Maureen Downey: Children under siege
Few of us today can fathom the entertainment value that ancient Romans got from sitting in arenas and watching slaves and Christians torn apart by lions.
Perhaps, future generations will wonder the same thing about our choice of amusements: How could Americans sit back with a bowl of cookie-dough ice cream or a bag of Cheetos and watch the emotional blood sport of reality TV?
And how could we expose our children to this steady diet of public humiliation as entertainment and not expect it to influence how they act toward one another?
For all the debates raging now about how to stop bullying in our schools, we haven’t yet acknowledged that abrasiveness and incivility describe much of our national discourse.
We applaud it in politicians, relish it in “American Idol” judges and indulge it in online blogs.
“Nice” has now become a synonym for pushover or patsy. Teachers who call parents about a child’s misbehavior find themselves under the hot lights for what they did to provoke the kid or for singling out the student for something that everybody does.
“There is a sense now that acting out is a form of standing up for yourself,” says Rachel Simmons, a well-regarded expert on girls, relationships and aggression. Author of “Odd Girl Out: The Hidden Culture of Aggression in Girls” and “The Curse of the Good Girl: Raising Authentic Girls with Courage and Confidence,” Simmons is leading a workshop in Decatur tonight for mothers and daughters.
“Girl power has been manipulated, repackaged and sold to girls and families in the forms of sassiness and meanness. The message to girls is that you can be confident by being sassy. You can be confident by being rude,” says Simmons.
Although the 36-year-old Simmons is far younger than no-nonsense parenting expert John Rosemond and has no children of her own yet, she echoes one of his main themes when she talks about the transformation in how parents react to news of wrongdoing by their offspring.
The first question from her mother, a teacher, to such a report would have been, “What did you do?” says Simmons. “Now, we live in a culture where the first response is ‘What did the school do?’”
In her talks around the country, Simmons says at least one mother comes up afterward and identities herself as “the mean mom in the class ... the one who says you can’t have a phone, you can’t be on Facebook.”
“When saying ‘no’ is pathologized as being mean, that to me is a sign of the times,” says Simmons. And it’s not a sign that points in a positive direction.
“Kids have bullied their parents into giving into privileges that the parents know are too early to give,” she says.
“Kids tell the parents that they will be a loser if they don’t get a phone, and the parents panic and give up, but the kids desperately need limits on their use of technology. They live in a society that is selling them a life of electronic addiction,” she says.
Sophisticated ad campaigns that turn even preschoolers into voracious consumers alarm Simmons. “This generation has been primed to be consumers before they were born.” Simmons notes that parents now buy classical music CDs to play for fetuses in the womb.

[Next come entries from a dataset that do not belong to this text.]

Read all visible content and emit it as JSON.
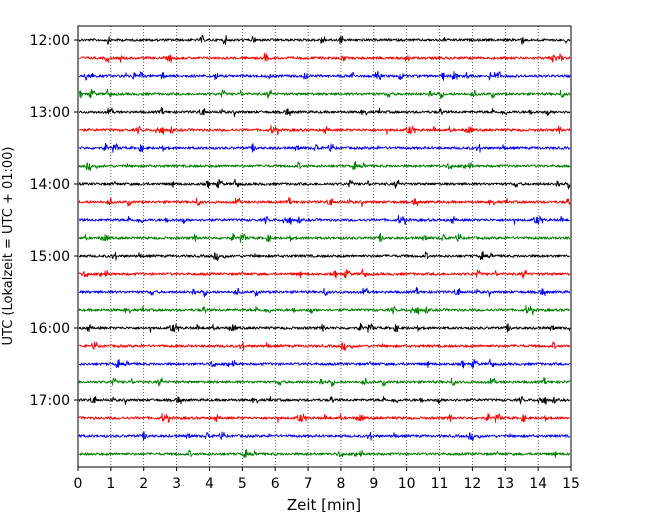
{
  "chart_data": {
    "type": "line",
    "title": "",
    "xlabel": "Zeit  [min]",
    "ylabel": "UTC (Lokalzeit = UTC + 01:00)",
    "xlim": [
      0,
      15
    ],
    "xticks": [
      0,
      1,
      2,
      3,
      4,
      5,
      6,
      7,
      8,
      9,
      10,
      11,
      12,
      13,
      14,
      15
    ],
    "ytick_labels": [
      "12:00",
      "13:00",
      "14:00",
      "15:00",
      "16:00",
      "17:00"
    ],
    "grid": "vertical dotted lines at each minute",
    "minutes_per_trace": 15,
    "trace_colors": [
      "#000000",
      "#ff0000",
      "#0000ff",
      "#008000"
    ],
    "traces": [
      {
        "start": "12:00",
        "color": "#000000"
      },
      {
        "start": "12:15",
        "color": "#ff0000"
      },
      {
        "start": "12:30",
        "color": "#0000ff"
      },
      {
        "start": "12:45",
        "color": "#008000"
      },
      {
        "start": "13:00",
        "color": "#000000"
      },
      {
        "start": "13:15",
        "color": "#ff0000"
      },
      {
        "start": "13:30",
        "color": "#0000ff"
      },
      {
        "start": "13:45",
        "color": "#008000"
      },
      {
        "start": "14:00",
        "color": "#000000"
      },
      {
        "start": "14:15",
        "color": "#ff0000"
      },
      {
        "start": "14:30",
        "color": "#0000ff"
      },
      {
        "start": "14:45",
        "color": "#008000"
      },
      {
        "start": "15:00",
        "color": "#000000"
      },
      {
        "start": "15:15",
        "color": "#ff0000"
      },
      {
        "start": "15:30",
        "color": "#0000ff"
      },
      {
        "start": "15:45",
        "color": "#008000"
      },
      {
        "start": "16:00",
        "color": "#000000"
      },
      {
        "start": "16:15",
        "color": "#ff0000"
      },
      {
        "start": "16:30",
        "color": "#0000ff"
      },
      {
        "start": "16:45",
        "color": "#008000"
      },
      {
        "start": "17:00",
        "color": "#000000"
      },
      {
        "start": "17:15",
        "color": "#ff0000"
      },
      {
        "start": "17:30",
        "color": "#0000ff"
      },
      {
        "start": "17:45",
        "color": "#008000"
      }
    ]
  }
}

While she doesn’t advocate rigid authoritarian parenting, Simmons also doesn’t think that every discussion with a child should be a negotiation, especially with technology.

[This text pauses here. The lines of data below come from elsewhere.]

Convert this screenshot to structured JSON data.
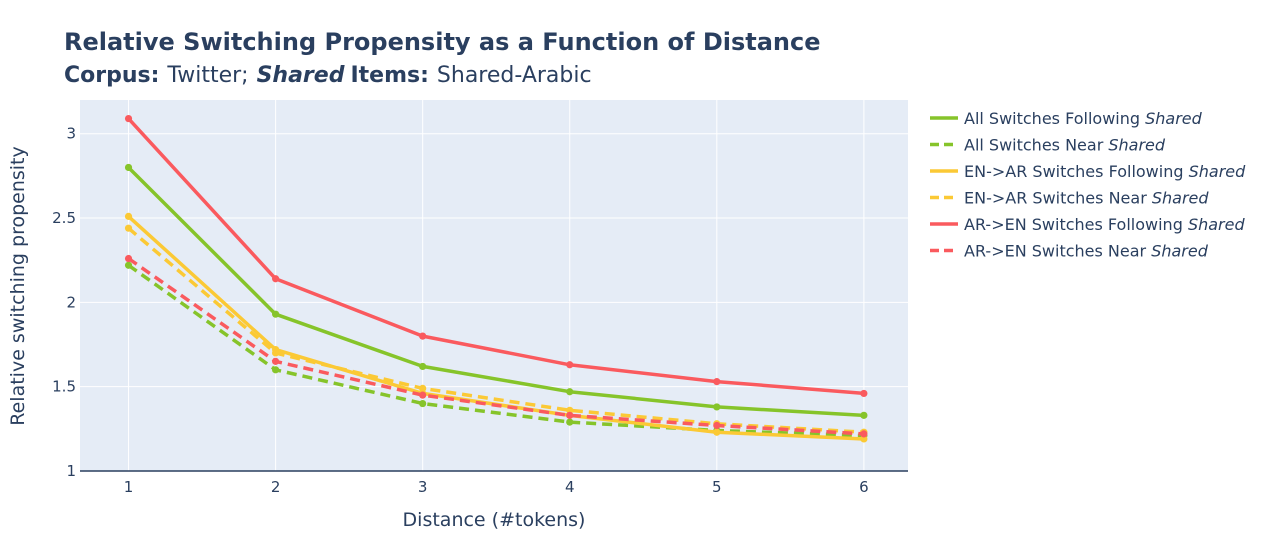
{
  "chart_data": {
    "type": "line",
    "title": "Relative Switching Propensity as a Function of Distance",
    "subtitle": {
      "corpus_label": "Corpus:",
      "corpus_value": "Twitter;",
      "shared_label": "Shared",
      "items_label": "Items:",
      "items_value": "Shared-Arabic"
    },
    "xlabel": "Distance (#tokens)",
    "ylabel": "Relative switching propensity",
    "x": [
      1,
      2,
      3,
      4,
      5,
      6
    ],
    "x_ticks": [
      "1",
      "2",
      "3",
      "4",
      "5",
      "6"
    ],
    "y_ticks": [
      "1",
      "1.5",
      "2",
      "2.5",
      "3"
    ],
    "xlim": [
      0.67,
      6.3
    ],
    "ylim": [
      1.0,
      3.2
    ],
    "grid": true,
    "legend_position": "right",
    "series": [
      {
        "name": "All Switches Following",
        "name_italic": "Shared",
        "color": "#86c42a",
        "dash": "solid",
        "values": [
          2.8,
          1.93,
          1.62,
          1.47,
          1.38,
          1.33
        ]
      },
      {
        "name": "All Switches Near",
        "name_italic": "Shared",
        "color": "#86c42a",
        "dash": "dash",
        "values": [
          2.22,
          1.6,
          1.4,
          1.29,
          1.24,
          1.21
        ]
      },
      {
        "name": "EN->AR Switches Following",
        "name_italic": "Shared",
        "color": "#fbc935",
        "dash": "solid",
        "values": [
          2.51,
          1.72,
          1.46,
          1.33,
          1.23,
          1.19
        ]
      },
      {
        "name": "EN->AR Switches Near",
        "name_italic": "Shared",
        "color": "#fbc935",
        "dash": "dash",
        "values": [
          2.44,
          1.7,
          1.49,
          1.36,
          1.28,
          1.23
        ]
      },
      {
        "name": "AR->EN Switches Following",
        "name_italic": "Shared",
        "color": "#fa5a5e",
        "dash": "solid",
        "values": [
          3.09,
          2.14,
          1.8,
          1.63,
          1.53,
          1.46
        ]
      },
      {
        "name": "AR->EN Switches Near",
        "name_italic": "Shared",
        "color": "#fa5a5e",
        "dash": "dash",
        "values": [
          2.26,
          1.65,
          1.45,
          1.33,
          1.27,
          1.22
        ]
      }
    ]
  }
}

“If your child thinks your policy on technology is good, you are probably doing something wrong,” she says. “Because if most kids had it their own way, they would be online all the time.” As someone who studies adolescence, Simmons doesn’t envy today’s parents because of the cultural forces that disregard the moral health of children.
“It’s really hard to be a parent today. Everybody is pushing against you,” she says. “That is why you have to pick your battles.
“If your battle is no Facebook until high school or no texting until middle school, then do it. You have a right to draw your line in the sand. The problem is when you don’t know where that line is,” Simmons says.
Simmons is hesitant to declare that children today are in crisis in America. “Children in Dafar are in crisis,” she says.
“Part of growing up is facing gut-wrenching challenges. It’s only a crisis when a family or school does not have the resources to support a child through the experience, whatever it is,” says Simmons.
While she agrees that teachers cannot be social workers, Simmons says, “On the other hand, you can’t teach if kids don’t feel safe enough to learn. Their social and emotional wellness are inextricably tied to their capacity to learn.”